The paper says "One of the object-centric learning methods’ essential and fundamental abilities is reconstructing the image of individual objects in the scene". I am not convinced by this. Detectors are object-centric learning methods, and they do not typically have a reconstruction objective.
The paper says that "To decompose complex natural scenes, DINOSAUR reconstructs the patch features extracted by a pre-trained self-supervised transformer (Caron et al., 2021), while STEVE reconstructs the whole scenes through the DVAE decoder. Therefore, we propose... " It would be good to have a citation for STEVE here. Also the sentence makes it sound like DINOSAUR depends on STEVE. Finally, I do not follow the reasoning implied by the "Therefore".
The paper says "Multiple fully connected layers are used to consist of gpatchdec to reduce the complexity of the model construct as much as possible." What is meant by "the model construct"? How does using multiple fully connected layers reduce complexity of something?
I could not figure out what the connection is between the image encoder-decoder and the rest of the pipeline. I see that there is a cross entropy loss between "o" and "z", but I do not know why this is here. The paper mentions "a categorical distribution with N classes" a few times but I could not find more information about this. What is N? What are the classes? Why do we want to classify image patches according to these classes? What does this achieve?

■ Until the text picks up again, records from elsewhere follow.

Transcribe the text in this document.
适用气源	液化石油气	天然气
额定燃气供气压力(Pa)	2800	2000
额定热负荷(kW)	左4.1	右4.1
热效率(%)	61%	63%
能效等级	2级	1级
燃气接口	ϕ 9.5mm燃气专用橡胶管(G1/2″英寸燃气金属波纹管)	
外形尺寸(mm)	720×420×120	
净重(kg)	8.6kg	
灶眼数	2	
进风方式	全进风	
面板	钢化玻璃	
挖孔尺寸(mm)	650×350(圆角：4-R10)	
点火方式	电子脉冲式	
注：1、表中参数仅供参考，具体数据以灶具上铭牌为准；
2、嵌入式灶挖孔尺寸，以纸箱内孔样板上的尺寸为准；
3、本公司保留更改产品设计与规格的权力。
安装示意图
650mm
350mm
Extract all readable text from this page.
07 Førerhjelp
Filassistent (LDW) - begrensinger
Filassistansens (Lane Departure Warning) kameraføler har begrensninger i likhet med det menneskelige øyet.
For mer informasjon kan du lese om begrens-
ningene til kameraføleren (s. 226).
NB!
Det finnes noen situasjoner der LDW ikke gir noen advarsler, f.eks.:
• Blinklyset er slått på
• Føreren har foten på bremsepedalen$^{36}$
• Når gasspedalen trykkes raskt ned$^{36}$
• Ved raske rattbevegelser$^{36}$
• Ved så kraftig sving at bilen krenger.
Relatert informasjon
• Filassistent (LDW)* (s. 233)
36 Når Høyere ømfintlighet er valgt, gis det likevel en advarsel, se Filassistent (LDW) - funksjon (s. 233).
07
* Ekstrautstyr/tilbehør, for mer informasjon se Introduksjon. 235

In general I am not sure about the results. The paper describes the results as "satisfactory" and "gratifying", but this is entirely subjective. The quantitative results do not seem to show a clear win for the LORM method. Others, like DINOSAUR and STEVE seem to do better on the considered datasets. I see that DINOSAUR uses a pre-trained component, so I wonder if maybe another version of LORM might be good to try: one with a similar pre-trained part (i.e., semi-supervised setting).
Objec-Centric -> Object-Centric
问题
Is it possible to try OSRT as a baseline here?
Are camera poses used anywhere? I could not find them anywhere in the paper, but for a multi-view method it may make sense.